No matter what takes
form in Margo’s journey in her pedagogical practice towards using reference
materials, I must make sure that foremostly I am her listening ear and
encourager. I can help her implement the new Merriam-Webster dictionary app
with her students through a collaborative co-teaching session, or I can show
her how students writing can be taken to the next level using a thesaurus
function. Another strategy would be to team her up with another teacher who has
fully ditched the old dictionaries and implemented the use of new digital ones.
Each of these
would move her from:
#3 Personal – “How will using it affect me?”

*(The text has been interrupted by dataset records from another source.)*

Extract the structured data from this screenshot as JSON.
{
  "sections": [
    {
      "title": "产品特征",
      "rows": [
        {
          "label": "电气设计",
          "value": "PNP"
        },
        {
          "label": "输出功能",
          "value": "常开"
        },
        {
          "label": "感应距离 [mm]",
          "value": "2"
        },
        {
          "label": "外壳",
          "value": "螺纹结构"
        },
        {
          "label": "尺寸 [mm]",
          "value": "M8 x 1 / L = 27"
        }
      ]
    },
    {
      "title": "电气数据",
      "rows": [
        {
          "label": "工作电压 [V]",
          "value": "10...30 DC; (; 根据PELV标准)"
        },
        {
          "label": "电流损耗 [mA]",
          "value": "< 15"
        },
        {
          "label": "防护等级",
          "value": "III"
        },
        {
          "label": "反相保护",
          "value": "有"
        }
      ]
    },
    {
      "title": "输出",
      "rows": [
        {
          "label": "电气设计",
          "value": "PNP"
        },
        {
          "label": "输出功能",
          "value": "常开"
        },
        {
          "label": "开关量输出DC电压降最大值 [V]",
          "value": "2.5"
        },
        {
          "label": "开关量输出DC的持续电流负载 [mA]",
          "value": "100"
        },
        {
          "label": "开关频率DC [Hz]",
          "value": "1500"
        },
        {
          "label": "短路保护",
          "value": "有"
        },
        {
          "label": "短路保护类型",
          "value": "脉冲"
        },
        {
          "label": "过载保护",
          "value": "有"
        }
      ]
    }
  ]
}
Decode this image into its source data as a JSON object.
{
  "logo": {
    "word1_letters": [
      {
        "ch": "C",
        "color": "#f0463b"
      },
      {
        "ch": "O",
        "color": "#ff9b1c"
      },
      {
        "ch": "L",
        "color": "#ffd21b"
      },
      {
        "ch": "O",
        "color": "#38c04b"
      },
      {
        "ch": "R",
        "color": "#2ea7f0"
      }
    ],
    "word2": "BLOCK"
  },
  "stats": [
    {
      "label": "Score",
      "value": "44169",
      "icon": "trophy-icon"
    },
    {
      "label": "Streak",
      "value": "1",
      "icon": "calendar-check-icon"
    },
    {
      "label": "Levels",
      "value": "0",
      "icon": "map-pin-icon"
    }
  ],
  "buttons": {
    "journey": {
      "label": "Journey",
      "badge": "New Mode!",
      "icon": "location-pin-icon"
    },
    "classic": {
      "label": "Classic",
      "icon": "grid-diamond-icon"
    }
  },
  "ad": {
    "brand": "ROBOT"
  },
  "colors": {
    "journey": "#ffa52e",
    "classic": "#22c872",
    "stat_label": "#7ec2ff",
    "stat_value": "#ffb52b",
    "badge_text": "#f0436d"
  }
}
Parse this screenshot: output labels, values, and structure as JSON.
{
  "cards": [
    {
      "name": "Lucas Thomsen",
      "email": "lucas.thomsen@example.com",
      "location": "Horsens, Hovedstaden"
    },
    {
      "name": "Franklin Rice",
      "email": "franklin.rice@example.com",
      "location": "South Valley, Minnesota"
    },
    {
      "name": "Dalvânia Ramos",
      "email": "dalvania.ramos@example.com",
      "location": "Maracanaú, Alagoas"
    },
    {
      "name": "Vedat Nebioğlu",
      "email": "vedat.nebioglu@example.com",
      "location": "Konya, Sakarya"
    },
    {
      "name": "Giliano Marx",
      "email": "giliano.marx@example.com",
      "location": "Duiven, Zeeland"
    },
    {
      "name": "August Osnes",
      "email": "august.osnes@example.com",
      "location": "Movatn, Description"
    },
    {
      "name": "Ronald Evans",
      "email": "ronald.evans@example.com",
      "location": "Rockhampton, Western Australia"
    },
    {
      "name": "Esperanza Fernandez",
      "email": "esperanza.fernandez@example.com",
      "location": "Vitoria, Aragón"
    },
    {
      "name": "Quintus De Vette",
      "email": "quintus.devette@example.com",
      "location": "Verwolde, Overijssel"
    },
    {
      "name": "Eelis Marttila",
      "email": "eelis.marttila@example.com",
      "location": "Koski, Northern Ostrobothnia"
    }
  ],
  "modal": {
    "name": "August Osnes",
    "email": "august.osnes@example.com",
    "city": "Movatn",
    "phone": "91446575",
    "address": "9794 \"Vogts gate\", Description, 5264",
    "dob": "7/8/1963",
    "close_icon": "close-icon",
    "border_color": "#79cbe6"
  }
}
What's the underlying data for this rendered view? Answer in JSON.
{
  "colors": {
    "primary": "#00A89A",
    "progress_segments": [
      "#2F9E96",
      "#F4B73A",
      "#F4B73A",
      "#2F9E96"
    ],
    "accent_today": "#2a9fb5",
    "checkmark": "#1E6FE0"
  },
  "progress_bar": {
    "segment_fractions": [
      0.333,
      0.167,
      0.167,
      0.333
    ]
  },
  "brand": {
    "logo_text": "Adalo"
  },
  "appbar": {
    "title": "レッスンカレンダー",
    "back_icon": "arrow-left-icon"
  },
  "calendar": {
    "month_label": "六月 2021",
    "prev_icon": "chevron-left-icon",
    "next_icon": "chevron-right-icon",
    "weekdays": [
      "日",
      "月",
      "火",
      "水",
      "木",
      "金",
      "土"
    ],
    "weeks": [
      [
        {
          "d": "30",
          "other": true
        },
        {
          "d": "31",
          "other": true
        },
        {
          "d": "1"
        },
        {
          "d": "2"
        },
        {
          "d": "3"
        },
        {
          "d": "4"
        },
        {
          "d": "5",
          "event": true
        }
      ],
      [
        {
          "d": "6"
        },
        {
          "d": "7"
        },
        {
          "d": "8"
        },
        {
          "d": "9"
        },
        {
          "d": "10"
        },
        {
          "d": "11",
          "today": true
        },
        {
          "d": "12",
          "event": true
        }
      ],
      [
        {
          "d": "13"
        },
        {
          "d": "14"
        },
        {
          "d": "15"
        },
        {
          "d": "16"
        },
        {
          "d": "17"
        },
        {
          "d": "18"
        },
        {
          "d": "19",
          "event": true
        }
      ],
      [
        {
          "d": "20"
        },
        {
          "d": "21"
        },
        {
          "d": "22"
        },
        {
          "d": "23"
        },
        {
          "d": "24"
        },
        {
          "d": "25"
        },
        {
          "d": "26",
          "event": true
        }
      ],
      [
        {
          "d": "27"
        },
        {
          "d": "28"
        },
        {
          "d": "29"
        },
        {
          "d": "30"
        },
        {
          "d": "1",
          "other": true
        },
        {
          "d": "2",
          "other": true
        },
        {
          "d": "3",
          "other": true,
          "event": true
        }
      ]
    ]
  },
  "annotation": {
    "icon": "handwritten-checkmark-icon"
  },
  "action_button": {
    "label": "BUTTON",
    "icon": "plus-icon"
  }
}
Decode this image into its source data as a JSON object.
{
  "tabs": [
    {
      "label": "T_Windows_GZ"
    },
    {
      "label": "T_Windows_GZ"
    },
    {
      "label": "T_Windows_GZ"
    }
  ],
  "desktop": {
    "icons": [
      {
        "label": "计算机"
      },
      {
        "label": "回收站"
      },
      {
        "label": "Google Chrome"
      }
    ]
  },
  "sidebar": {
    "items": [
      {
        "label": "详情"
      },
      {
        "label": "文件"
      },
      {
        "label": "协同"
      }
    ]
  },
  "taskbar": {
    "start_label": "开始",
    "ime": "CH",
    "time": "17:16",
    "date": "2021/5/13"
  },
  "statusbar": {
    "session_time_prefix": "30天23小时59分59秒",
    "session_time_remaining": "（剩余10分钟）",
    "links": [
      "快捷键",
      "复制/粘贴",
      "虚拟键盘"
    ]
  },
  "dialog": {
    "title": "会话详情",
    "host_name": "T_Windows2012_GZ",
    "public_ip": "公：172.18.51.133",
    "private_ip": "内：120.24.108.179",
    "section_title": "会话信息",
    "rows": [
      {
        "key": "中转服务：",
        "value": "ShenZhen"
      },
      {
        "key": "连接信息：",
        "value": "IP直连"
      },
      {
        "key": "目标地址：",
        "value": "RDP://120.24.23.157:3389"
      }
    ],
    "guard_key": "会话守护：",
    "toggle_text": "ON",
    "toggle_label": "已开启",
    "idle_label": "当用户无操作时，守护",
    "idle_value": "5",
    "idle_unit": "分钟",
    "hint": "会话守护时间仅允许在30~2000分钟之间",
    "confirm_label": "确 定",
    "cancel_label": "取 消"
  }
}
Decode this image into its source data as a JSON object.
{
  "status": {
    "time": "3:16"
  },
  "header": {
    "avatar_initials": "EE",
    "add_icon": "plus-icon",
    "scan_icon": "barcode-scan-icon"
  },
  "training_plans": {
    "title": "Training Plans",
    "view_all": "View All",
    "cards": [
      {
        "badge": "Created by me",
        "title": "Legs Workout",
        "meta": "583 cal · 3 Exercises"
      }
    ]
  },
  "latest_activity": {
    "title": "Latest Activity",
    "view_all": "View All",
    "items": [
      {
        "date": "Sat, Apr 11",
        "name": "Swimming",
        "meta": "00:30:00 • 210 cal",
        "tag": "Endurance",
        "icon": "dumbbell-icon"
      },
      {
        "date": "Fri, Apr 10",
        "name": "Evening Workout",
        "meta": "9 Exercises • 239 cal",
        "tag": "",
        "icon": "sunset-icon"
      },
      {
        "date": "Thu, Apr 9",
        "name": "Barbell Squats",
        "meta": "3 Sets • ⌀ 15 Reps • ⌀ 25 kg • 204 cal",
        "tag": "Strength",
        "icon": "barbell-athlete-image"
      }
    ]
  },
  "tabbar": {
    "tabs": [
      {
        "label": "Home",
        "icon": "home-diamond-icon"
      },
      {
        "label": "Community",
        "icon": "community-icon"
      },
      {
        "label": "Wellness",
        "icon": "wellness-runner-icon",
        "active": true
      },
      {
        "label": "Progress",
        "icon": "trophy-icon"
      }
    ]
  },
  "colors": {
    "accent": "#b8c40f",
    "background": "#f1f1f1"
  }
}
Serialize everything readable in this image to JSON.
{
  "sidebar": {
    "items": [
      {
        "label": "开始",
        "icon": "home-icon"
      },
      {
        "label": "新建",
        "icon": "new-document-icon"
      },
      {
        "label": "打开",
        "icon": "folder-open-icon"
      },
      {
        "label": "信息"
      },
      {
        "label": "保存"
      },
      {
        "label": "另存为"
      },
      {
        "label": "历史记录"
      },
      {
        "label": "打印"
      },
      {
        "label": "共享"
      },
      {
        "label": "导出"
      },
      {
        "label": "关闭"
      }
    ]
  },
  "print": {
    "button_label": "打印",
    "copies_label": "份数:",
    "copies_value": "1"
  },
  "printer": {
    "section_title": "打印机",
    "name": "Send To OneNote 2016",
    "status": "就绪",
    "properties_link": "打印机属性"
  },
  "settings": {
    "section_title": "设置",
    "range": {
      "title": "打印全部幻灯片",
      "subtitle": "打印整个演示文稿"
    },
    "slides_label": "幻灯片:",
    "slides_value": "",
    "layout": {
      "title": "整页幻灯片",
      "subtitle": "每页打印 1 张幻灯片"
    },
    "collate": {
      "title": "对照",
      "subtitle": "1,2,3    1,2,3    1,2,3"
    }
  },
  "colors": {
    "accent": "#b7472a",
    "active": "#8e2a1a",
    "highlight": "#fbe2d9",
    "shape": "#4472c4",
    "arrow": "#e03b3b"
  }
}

#3 Personal – “How will using it affect me?”
To
#4 Management – “How
can I master the skills and fit it all in?” (Loucks-Horsley, 1996)
In time, through
seeing 21st century learners take to the new reference materials
smoothly and seeing the potential that can come from the addition of tools to
the digital dictionary, I hope Margo will move towards the #6 Collaboration stage
where she has honed her own strategies but she is looking to others for more
ideas.
Bibliography
CBAM: The Concerns-Based Adoption Model. (2015, December 8). Retrieved from American
Institute for Research:
https://www.air.org/resource/concerns-based-adoption-model-cbam
Featured Collections. (2020). Retrieved from The Canadian Encyclopedia:
https://www.thecanadianencyclopedia.ca/en/collections
Loucks-Horsley, S. (1996). The Concerns-based
Adoption Model (CBAM): A Model for Change in Individuals. Professional
Development for Science Education: A Critical and Immediate Challenge.
Retrieved 2020, from
https://s3.wp.wsu.edu/uploads/sites/731/2015/07/CBAM-explanation.pdf
Oris, A. (n.d.). Intro to CBAM. Retrieved
from Concerns-Based Adoption Model :
https://sites.google.com/site/ch7cbam/home/introduction
Southwest Educational Development Laboratory (SEDL).
(2015, December 8). Concerns-Based Adoption Model (CBAM). SEDL Archive.